I do not, however, think that the correct answer is 'yay defeat,' send them home, and then cycle through that again. That's stale in a different way: it just gets repetitive. If the only plot ever is 'and beat back Malicant,' well, find something new please? Besides, part of the continuity that people do like--and which I would also appreciate if it continued--is not just memories, but of lives built up. Uprooting everyone and starting over is, again, kinda a 'sigh and back to square one and go through the same motions again' thing. This seems suboptimal.

The other reason I dislike it is that it seriously cheapens accomplishment. This is kind of based on my experience with tabletops and LARPs. From an IC perspective, if they Win The Day!!! and then find out oh well maybe not that can get disgruntling.

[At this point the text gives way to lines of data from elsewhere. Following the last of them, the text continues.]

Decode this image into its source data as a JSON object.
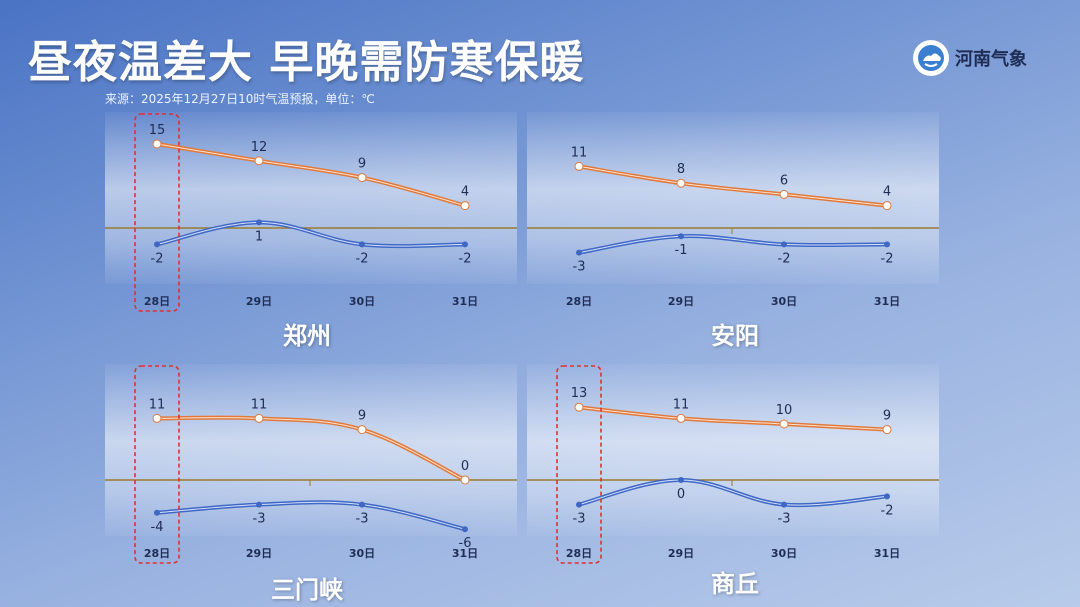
{
  "header": {
    "title": "昼夜温差大 早晚需防寒保暖",
    "source": "来源：2025年12月27日10时气温预报，单位：℃",
    "logo_text": "河南气象"
  },
  "colors": {
    "high_line": "#e07a3c",
    "low_line": "#3f68c4",
    "zero_line": "#9a7b2e",
    "highlight_box": "#e03030",
    "label_text": "#1f2d55"
  },
  "chart_data": [
    {
      "type": "line",
      "title": "郑州",
      "categories": [
        "28日",
        "29日",
        "30日",
        "31日"
      ],
      "series": [
        {
          "values": [
            15,
            12,
            9,
            4
          ]
        },
        {
          "values": [
            -2,
            1,
            -2,
            -2
          ]
        }
      ],
      "highlight_category": "28日"
    },
    {
      "type": "line",
      "title": "安阳",
      "categories": [
        "28日",
        "29日",
        "30日",
        "31日"
      ],
      "series": [
        {
          "values": [
            11,
            8,
            6,
            4
          ]
        },
        {
          "values": [
            -3,
            -1,
            -2,
            -2
          ]
        }
      ]
    },
    {
      "type": "line",
      "title": "三门峡",
      "categories": [
        "28日",
        "29日",
        "30日",
        "31日"
      ],
      "series": [
        {
          "values": [
            11,
            11,
            9,
            0
          ]
        },
        {
          "values": [
            -4,
            -3,
            -3,
            -6
          ]
        }
      ],
      "highlight_category": "28日"
    },
    {
      "type": "line",
      "title": "商丘",
      "categories": [
        "28日",
        "29日",
        "30日",
        "31日"
      ],
      "series": [
        {
          "values": [
            13,
            11,
            10,
            9
          ]
        },
        {
          "values": [
            -3,
            0,
            -3,
            -2
          ]
        }
      ],
      "highlight_category": "28日"
    }
  ]
}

A more balanced approach, which allows lots of 'hypothetically indefinite exploration' and one that allows for game ending on short notice if need be at some point in the future: they defeat him, but explicitly know at the time--maybe due to incomplete information--that what they've done is bind him but it isn't final, and they still need to search for how. Then other plots and things exploring this world and helping it grow and recover and, just maybe, prepare for the next big fight against him can fill plot arcs and growth. When some Malicant Fighting is needed, that can pop up as a recurring supervillain, but is not the constant primary conflict--and whenever game needs to end, well, they find the key to finally ending him and do so.

It would keep continuity of memory and life, it allows for exploring much wider areas, it allows for continuing on in this setting if we choose, it allows for reliable conflict when needed without requiring that one all the time (which gets repetitive), and has a set resolution whenever the time has finally come.